A resurgence of harmful algal blooms in the Lake Erie watershed has raised concerns over toxicity and low dissolved oxygen levels and their negative impacts on fish and drinking water.
UWindsor researcher Jill Crossman, assistant professor of quantitative hydrology at the Great Lakes Institute for Environmental Research, has established four buoys in Lake Erie to quantify nutrients levels in real time. These buoys report nutrient levels by cellular network to computers and cellphones, a first for the Great Lakes.
The project is a central component of “ErieWatch,” Dr. Crossman’s new research program aimed at understanding drivers of algal blooms in Lake Erie and its tributaries. The instruments and technical support were provided by the University of Windsor’s recently funded $17 million Realtime Aquatic Ecosystem Observation Network (RAEON), and the UWindsor Office of Research and Innovation.
This work also received support from US partners, including the National Oceanic and Atmospheric Administration’s Great Lakes Environmental Research Laboratory, the Co-operative Institute for Great Lakes Research at the University of Michigan, engineering and science firm LimnoTech, and Systea, the manufacturers of the real-time nutrient sensors.
RAEON science director Aaron Fisk says this is the network’s first significant deployment of equipment.
“Dr. Crossman’s buoys are equipped with state-of-the-art real-time phosphorous analyzers providing novel resolution necessary for understanding and ultimately controlling increasing harmful algal blooms in the Great Lakes basin,” says Dr. Fisk. “This work would not have been possible without RAEON instruments and technical support.
“We are putting federal and provincial funding to work to solve real-world environmental problems.”
The buoys are currently based at Sturgeon Creek in Leamington and in the shoreline of Pigeon Bay in Lake Erie and will remain there until about early November. Each year they will be moved to a different tributary to collect and build the most comprehensive dataset of nutrients in the Great Lakes.
Algal blooms were a concern in the Lake Erie watershed back in the 1970s, when reduction of phosphorous loads successfully reduced their occurrence. There has since been a resurgence in algal blooms in Lake Erie — and now, many other areas of the Great Lakes. These blooms have led to drinking water advisories in communities across Lake Erie.

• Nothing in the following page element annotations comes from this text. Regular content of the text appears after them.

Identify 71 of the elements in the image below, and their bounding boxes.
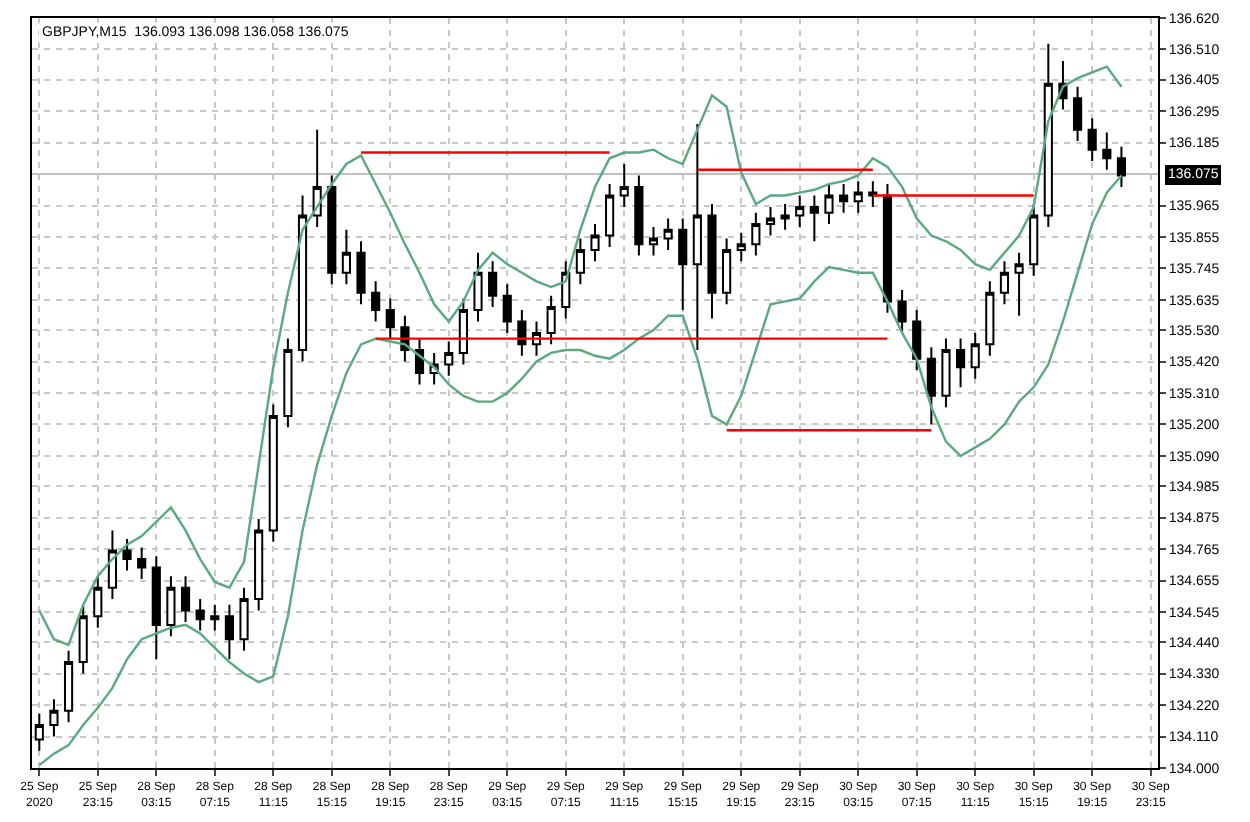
candlestick (853, 180, 863, 214)
candlestick (941, 337, 951, 409)
candlestick (1087, 117, 1097, 163)
candlestick (444, 340, 454, 377)
candlestick (619, 163, 629, 208)
candlestick (663, 217, 673, 251)
candlestick (166, 575, 176, 638)
candlestick (1029, 203, 1039, 277)
candlestick (970, 331, 980, 380)
candlestick (327, 174, 337, 286)
candlestick (1116, 145, 1127, 188)
candlestick (678, 217, 688, 311)
candlestick (751, 211, 761, 257)
candlestick (590, 223, 600, 263)
candlestick (868, 180, 878, 208)
candlestick (151, 555, 161, 661)
candlestick (648, 225, 659, 257)
candlestick (137, 546, 147, 581)
line-series (38, 174, 1123, 767)
candlestick (268, 403, 278, 543)
candlestick (180, 575, 191, 623)
candlestick (122, 538, 132, 572)
candlestick (692, 122, 702, 352)
candlestick (985, 280, 995, 357)
candlestick (546, 294, 556, 346)
candlestick (765, 205, 776, 237)
candlestick (107, 529, 118, 601)
candlestick (956, 337, 966, 389)
candlestick (210, 603, 220, 632)
candlestick (634, 174, 644, 257)
candlestick (1072, 85, 1083, 143)
candlestick (297, 194, 308, 363)
candlestick (488, 260, 498, 309)
candlestick (882, 183, 893, 314)
candlestick (502, 283, 512, 334)
candlestick (1102, 131, 1112, 171)
candlestick (824, 183, 834, 226)
candlestick (385, 297, 395, 340)
candlestick (356, 240, 366, 306)
candlestick (224, 603, 234, 661)
candlestick (707, 203, 717, 320)
candlestick (78, 603, 88, 675)
candlestick (473, 251, 483, 323)
candlestick (458, 297, 468, 366)
candlestick (795, 194, 805, 228)
candlestick (999, 260, 1010, 306)
candlestick (517, 308, 527, 357)
line-series (38, 65, 1123, 647)
candlestick (780, 203, 790, 231)
candlestick (575, 237, 585, 286)
candlestick (49, 698, 59, 738)
candlestick (897, 288, 907, 334)
candlestick (722, 237, 732, 306)
candlestick (371, 280, 381, 323)
candlestick (254, 517, 264, 612)
candlestick (912, 308, 922, 372)
candlestick (93, 575, 103, 629)
candlestick (809, 194, 819, 243)
candlestick (736, 231, 746, 263)
candlestick (63, 649, 74, 724)
candlestick (341, 228, 351, 286)
candlestick (414, 337, 425, 386)
candlestick (312, 128, 322, 228)
candlestick (605, 183, 615, 248)
candlestick (1043, 42, 1053, 228)
candlestick (283, 337, 293, 429)
candlestick (195, 598, 205, 632)
candlestick (839, 183, 849, 214)
candlestick (239, 586, 249, 652)
candlestick (1014, 251, 1024, 317)
candlestick (926, 346, 936, 426)
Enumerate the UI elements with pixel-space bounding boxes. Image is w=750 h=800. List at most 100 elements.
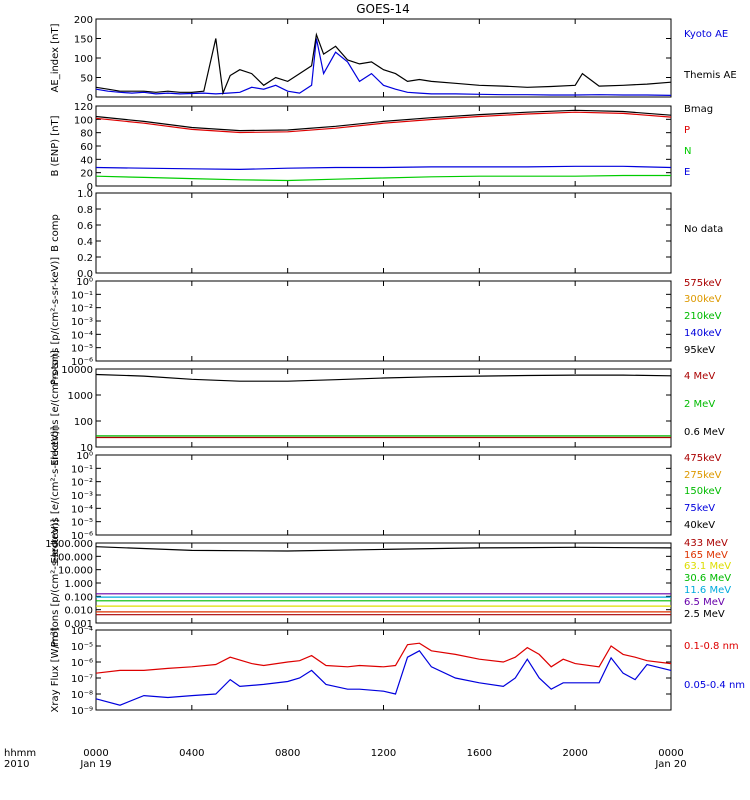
y-tick-label-5-4: 10⁻⁴ — [71, 504, 93, 515]
legend-label-5-1: 275keV — [684, 470, 722, 481]
y-tick-label-5-0: 10⁰ — [76, 451, 93, 462]
y-tick-label-3-5: 10⁻⁵ — [71, 344, 93, 355]
x-corner-top: hhmm — [4, 748, 36, 759]
y-tick-label-5-6: 10⁻⁶ — [71, 531, 93, 542]
y-tick-label-3-1: 10⁻¹ — [71, 290, 93, 301]
x-tick-label-3: 1200 — [371, 748, 396, 759]
y-tick-label-2-5: 1.0 — [77, 189, 93, 200]
y-tick-label-7-2: 10⁻⁶ — [71, 658, 93, 669]
legend-label-1-1: P — [684, 125, 690, 136]
y-axis-label-5: Electrons [e/(cm²-s-sr-keV)] — [50, 426, 61, 563]
legend-label-6-2: 63.1 MeV — [684, 561, 731, 572]
y-axis-label-6: Protons [p/(cm²-s-sr-keV)] — [50, 519, 61, 647]
y-axis-label-7: Xray Flux [W/m²] — [50, 627, 61, 712]
y-tick-label-1-0: 0 — [87, 182, 93, 193]
y-tick-label-4-3: 10000 — [61, 365, 93, 376]
x-corner-bottom: 2010 — [4, 759, 29, 770]
y-tick-label-4-0: 10 — [80, 443, 93, 454]
y-tick-label-6-0: 0.001 — [64, 619, 93, 630]
legend-label-6-0: 433 MeV — [684, 538, 728, 549]
y-tick-label-2-0: 0.0 — [77, 269, 93, 280]
y-tick-label-1-3: 60 — [80, 142, 93, 153]
x-tick-label-0: 0000 — [83, 748, 108, 759]
y-tick-label-3-4: 10⁻⁴ — [71, 330, 93, 341]
y-axis-label-0: AE_index [nT] — [50, 23, 61, 92]
series-line-1-3 — [95, 165, 672, 171]
series-line-1-0 — [95, 109, 672, 132]
series-line-0-1 — [95, 32, 672, 96]
y-tick-label-7-3: 10⁻⁷ — [71, 674, 93, 685]
legend-label-2-0: No data — [684, 224, 723, 235]
legend-label-1-2: N — [684, 146, 691, 157]
y-tick-label-7-1: 10⁻⁵ — [71, 642, 93, 653]
y-tick-label-4-2: 1000 — [68, 391, 93, 402]
legend-label-4-2: 0.6 MeV — [684, 427, 725, 438]
panel-frame-2 — [95, 192, 672, 274]
y-tick-label-2-3: 0.6 — [77, 221, 93, 232]
legend-label-6-6: 2.5 MeV — [684, 609, 725, 620]
y-tick-label-6-1: 0.010 — [64, 606, 93, 617]
x-tick-label-1: 0400 — [179, 748, 204, 759]
legend-label-4-1: 2 MeV — [684, 399, 715, 410]
y-tick-label-0-4: 200 — [74, 15, 93, 26]
y-tick-label-6-4: 10.000 — [58, 566, 93, 577]
y-tick-label-4-1: 100 — [74, 417, 93, 428]
x-tick-label-5: 2000 — [562, 748, 587, 759]
series-line-4-0 — [95, 373, 672, 382]
y-tick-label-6-2: 0.100 — [64, 592, 93, 603]
legend-label-7-1: 0.05-0.4 nm — [684, 680, 745, 691]
panel-frame-5 — [95, 454, 672, 536]
legend-label-3-1: 300keV — [684, 294, 722, 305]
y-tick-label-0-0: 0 — [87, 93, 93, 104]
y-axis-label-2: B comp — [50, 214, 61, 252]
y-tick-label-2-4: 0.8 — [77, 205, 93, 216]
y-tick-label-1-5: 100 — [74, 115, 93, 126]
legend-label-6-3: 30.6 MeV — [684, 573, 731, 584]
y-tick-label-7-4: 10⁻⁸ — [71, 690, 93, 701]
series-line-0-0 — [95, 38, 672, 96]
legend-label-6-1: 165 MeV — [684, 550, 728, 561]
y-tick-label-6-5: 100.000 — [52, 552, 93, 563]
y-tick-label-5-2: 10⁻² — [71, 478, 93, 489]
figure-title: GOES-14 — [356, 2, 410, 16]
y-tick-label-1-2: 40 — [80, 155, 93, 166]
series-line-7-1 — [95, 650, 672, 706]
y-tick-label-7-5: 10⁻⁹ — [71, 706, 93, 717]
legend-label-4-0: 4 MeV — [684, 371, 715, 382]
y-axis-label-3: Protons [p/(cm²-s-sr-keV)] — [50, 257, 61, 385]
y-tick-label-2-1: 0.2 — [77, 253, 93, 264]
y-axis-label-4: Electrons [e/(cm²-s-sr)] — [50, 350, 61, 466]
legend-label-6-4: 11.6 MeV — [684, 585, 731, 596]
y-tick-label-1-6: 120 — [74, 102, 93, 113]
y-tick-label-1-1: 20 — [80, 169, 93, 180]
legend-label-3-2: 210keV — [684, 311, 722, 322]
legend-label-1-3: E — [684, 167, 690, 178]
y-tick-label-2-2: 0.4 — [77, 237, 93, 248]
legend-label-5-2: 150keV — [684, 486, 722, 497]
y-tick-label-1-4: 80 — [80, 129, 93, 140]
y-axis-label-1: B (ENP) [nT] — [50, 115, 61, 176]
x-tick-label-2: 0800 — [275, 748, 300, 759]
y-tick-label-5-5: 10⁻⁵ — [71, 518, 93, 529]
y-tick-label-3-3: 10⁻³ — [71, 317, 93, 328]
y-tick-label-3-6: 10⁻⁶ — [71, 357, 93, 368]
y-tick-label-3-2: 10⁻² — [71, 304, 93, 315]
y-tick-label-3-0: 10⁰ — [76, 277, 93, 288]
legend-label-5-3: 75keV — [684, 503, 715, 514]
legend-label-3-3: 140keV — [684, 328, 722, 339]
series-line-1-1 — [95, 111, 672, 134]
panel-frame-6 — [95, 542, 672, 624]
y-tick-label-6-3: 1.000 — [64, 579, 93, 590]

“These blooms have a higher dominance of toxic algae and are a concern for wildlife and human health,” says Crossman. “While phosphorous is a key concern, the buoys will also monitor for additional factors that may be influencing the algal blooms, including light, temperature, surface current, and other nutrients such as nitrogen.”
These buoys and instruments, along with additional RAEON equipment to be deployed in the coming years, are a game changer in protecting the Great Lakes.
“The goal is to determine what influences these algal blooms,” says Crossman. “Knowing this will help us develop effective management strategies.”